Just before Scribble Jam, Atmosphere closed out a three-week run on last summer's Warped Tour with a date in Cleveland, playing on the same stage as emo-rock faves Coheed and Cambria and Brand New. While many in attendance clearly showed up at Warped to see Atmosphere, an equal number were curious punks, spillover from the Vendetta Red set that had just ended on a nearby stage.

Slug knows how to convert the newbies: He inspires a mosh pit one minute, a hug-in the next. At one point, he jumps into the crowd and pleads, "Do not tell your friends, your siblings. Do not tell anyone about us. This is big enough. I don't wanna have a nervous breakdown."

When he launches into "Modern Man's Hustle," Atmosphere's poppiest number, the guitarist from political punkers S.T.U.N., who'd been watching stageside, grabs an eager young girl in an intimate embrace. They don't stop kissing until the song is done. After the show, fans cluster around the Atmosphere merch table. Diminutive Vendetta Red singer Zach Davidson drops by to request a T-shirt in "youth medium." A lanky teen with plaid pants, studded belt, argyle socks, checkered Vans, and a lip ring gives Slug a pound, telling him, "You're probably the first hip-hop I've listened to," as he plunks down $10 for a CD. When the crowd things, girls angle for a moment of conversation with the weary rapper. "Sean," cries a voice from the edge of the crowd, "I want a hug, too!"

He's happy to oblige. "I don't care about being the 'lyrical miracle spiritual' anymore," Slug says, mimicking the rhymes that entry-level battle rapper spit. "I want to be Billy Joel, and I want to be Prince. Except I want to do it with hip-hop. I want to make hip-hop that when you listen to that shit, it's there for you."

Sensitive Types:

Aesop Rock: A member of New York art-rap syndicate Definitive Jux, Aesop pours disappointment, claustrophobia, and B-boy bratitude into his slurry, intricate rhymes - "Life's not a bitch/ She's a beautiful woman who won't give up the pussy."
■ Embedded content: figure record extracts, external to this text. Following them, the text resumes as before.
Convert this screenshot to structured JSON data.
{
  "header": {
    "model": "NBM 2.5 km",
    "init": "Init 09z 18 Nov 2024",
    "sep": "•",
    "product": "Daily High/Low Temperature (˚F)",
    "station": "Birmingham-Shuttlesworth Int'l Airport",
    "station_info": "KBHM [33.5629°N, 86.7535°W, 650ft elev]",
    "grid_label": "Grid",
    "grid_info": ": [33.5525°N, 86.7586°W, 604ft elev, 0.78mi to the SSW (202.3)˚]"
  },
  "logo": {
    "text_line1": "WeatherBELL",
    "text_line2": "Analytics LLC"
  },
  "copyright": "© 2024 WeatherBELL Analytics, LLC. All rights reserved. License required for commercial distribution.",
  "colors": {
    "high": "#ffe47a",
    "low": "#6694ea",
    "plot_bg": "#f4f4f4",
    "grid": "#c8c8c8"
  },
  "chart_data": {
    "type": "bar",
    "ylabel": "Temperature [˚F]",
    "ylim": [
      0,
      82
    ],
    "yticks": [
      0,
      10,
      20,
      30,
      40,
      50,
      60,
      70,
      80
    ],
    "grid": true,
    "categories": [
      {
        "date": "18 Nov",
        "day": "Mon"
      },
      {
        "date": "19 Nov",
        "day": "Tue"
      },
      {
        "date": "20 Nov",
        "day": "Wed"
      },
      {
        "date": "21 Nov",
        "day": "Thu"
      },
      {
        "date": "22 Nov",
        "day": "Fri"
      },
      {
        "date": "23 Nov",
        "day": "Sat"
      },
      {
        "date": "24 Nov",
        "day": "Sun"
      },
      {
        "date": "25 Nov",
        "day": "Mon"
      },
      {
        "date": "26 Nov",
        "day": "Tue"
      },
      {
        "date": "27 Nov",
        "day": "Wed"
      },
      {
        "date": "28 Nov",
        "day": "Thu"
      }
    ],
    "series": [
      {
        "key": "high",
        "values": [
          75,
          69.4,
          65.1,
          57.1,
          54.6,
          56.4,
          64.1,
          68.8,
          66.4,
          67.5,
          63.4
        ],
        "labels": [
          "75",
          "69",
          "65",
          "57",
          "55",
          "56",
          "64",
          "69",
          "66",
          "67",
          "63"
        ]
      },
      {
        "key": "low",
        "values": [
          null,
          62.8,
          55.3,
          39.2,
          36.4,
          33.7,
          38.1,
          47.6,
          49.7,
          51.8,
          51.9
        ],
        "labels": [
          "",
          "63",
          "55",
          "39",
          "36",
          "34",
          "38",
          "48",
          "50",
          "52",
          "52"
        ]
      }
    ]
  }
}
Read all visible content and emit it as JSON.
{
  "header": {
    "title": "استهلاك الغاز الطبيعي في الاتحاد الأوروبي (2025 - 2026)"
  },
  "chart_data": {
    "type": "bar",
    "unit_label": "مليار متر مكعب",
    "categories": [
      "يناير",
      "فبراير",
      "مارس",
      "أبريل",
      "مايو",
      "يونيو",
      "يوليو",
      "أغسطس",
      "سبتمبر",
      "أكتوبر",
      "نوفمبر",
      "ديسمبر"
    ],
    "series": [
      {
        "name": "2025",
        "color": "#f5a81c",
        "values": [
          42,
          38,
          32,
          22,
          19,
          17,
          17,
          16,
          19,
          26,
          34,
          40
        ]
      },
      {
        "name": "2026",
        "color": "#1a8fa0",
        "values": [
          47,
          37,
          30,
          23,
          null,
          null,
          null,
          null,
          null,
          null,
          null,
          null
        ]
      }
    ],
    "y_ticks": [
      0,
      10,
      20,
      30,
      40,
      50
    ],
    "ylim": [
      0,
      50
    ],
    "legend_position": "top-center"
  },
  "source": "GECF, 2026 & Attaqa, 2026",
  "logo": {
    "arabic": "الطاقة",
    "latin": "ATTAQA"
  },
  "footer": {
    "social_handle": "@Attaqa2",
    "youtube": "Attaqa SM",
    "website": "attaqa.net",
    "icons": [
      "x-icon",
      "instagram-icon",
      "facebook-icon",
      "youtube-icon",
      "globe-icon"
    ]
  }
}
Recommended: Labor Days (Definitive Jux)

Sage Francis: Spoken-word vet turned rhyme slayer. His new group, Non-Prophets (with DJ / producer Joe Beats), brings surprisingly tight vintage hip-hop.

Recommended: Personal Journals (Anticon)

Doseone: Court jester of the avant-underground: posing for photos in leg warmers, rocking hair dye to match his outfits.

Recommended: Circle (Mush)

Buck 65: Nova Scotia's storytelling mic rocker has dropped rhymes on Sesame Street, but on his latest album, 'Talkin' Honky Blues, he's a hip-hop Tom Waits.

Recommended: Man Overboard (Anticon)

Busdriver: A junior member of the Los Angeles set that spawned Freestyle Fellowship and the Pharcyde, this tongue-twisting MC tackles politics and the contradictions of life in the hip-hop underground.

Recommended: Temporary Forever (Temporary Whatever)

Mac Lethal: Kansas-bred 2002 Scribble Jam battle champ who cracks jokes about his mom being signed by Dr. Dre and then gets deep on the war in Iraq. Once toured with Insane Clown Posse proteges Twiztid, but don't hold it against him.

Recommended: The Love Potion Collection (Beyond Space/Lethalville)

Pigeon John: An often hilarious rhymer with a gift for self-depreciation. On his two solo albums, he's played the fumbling everyman, grappling with absent parents, racial confusion, and the impossible quest for true love.

Recommended: Pigeon John Is Dating Your Sister

Awol One: Los Angeles MC who offers up throaty, free-association jams about solitude and agony. Once rapped as "Awalrus" and offered solace in lyrics like "Don't be afraid to admit your downfalls/ We all got 'em/ And I think that I got 'em all."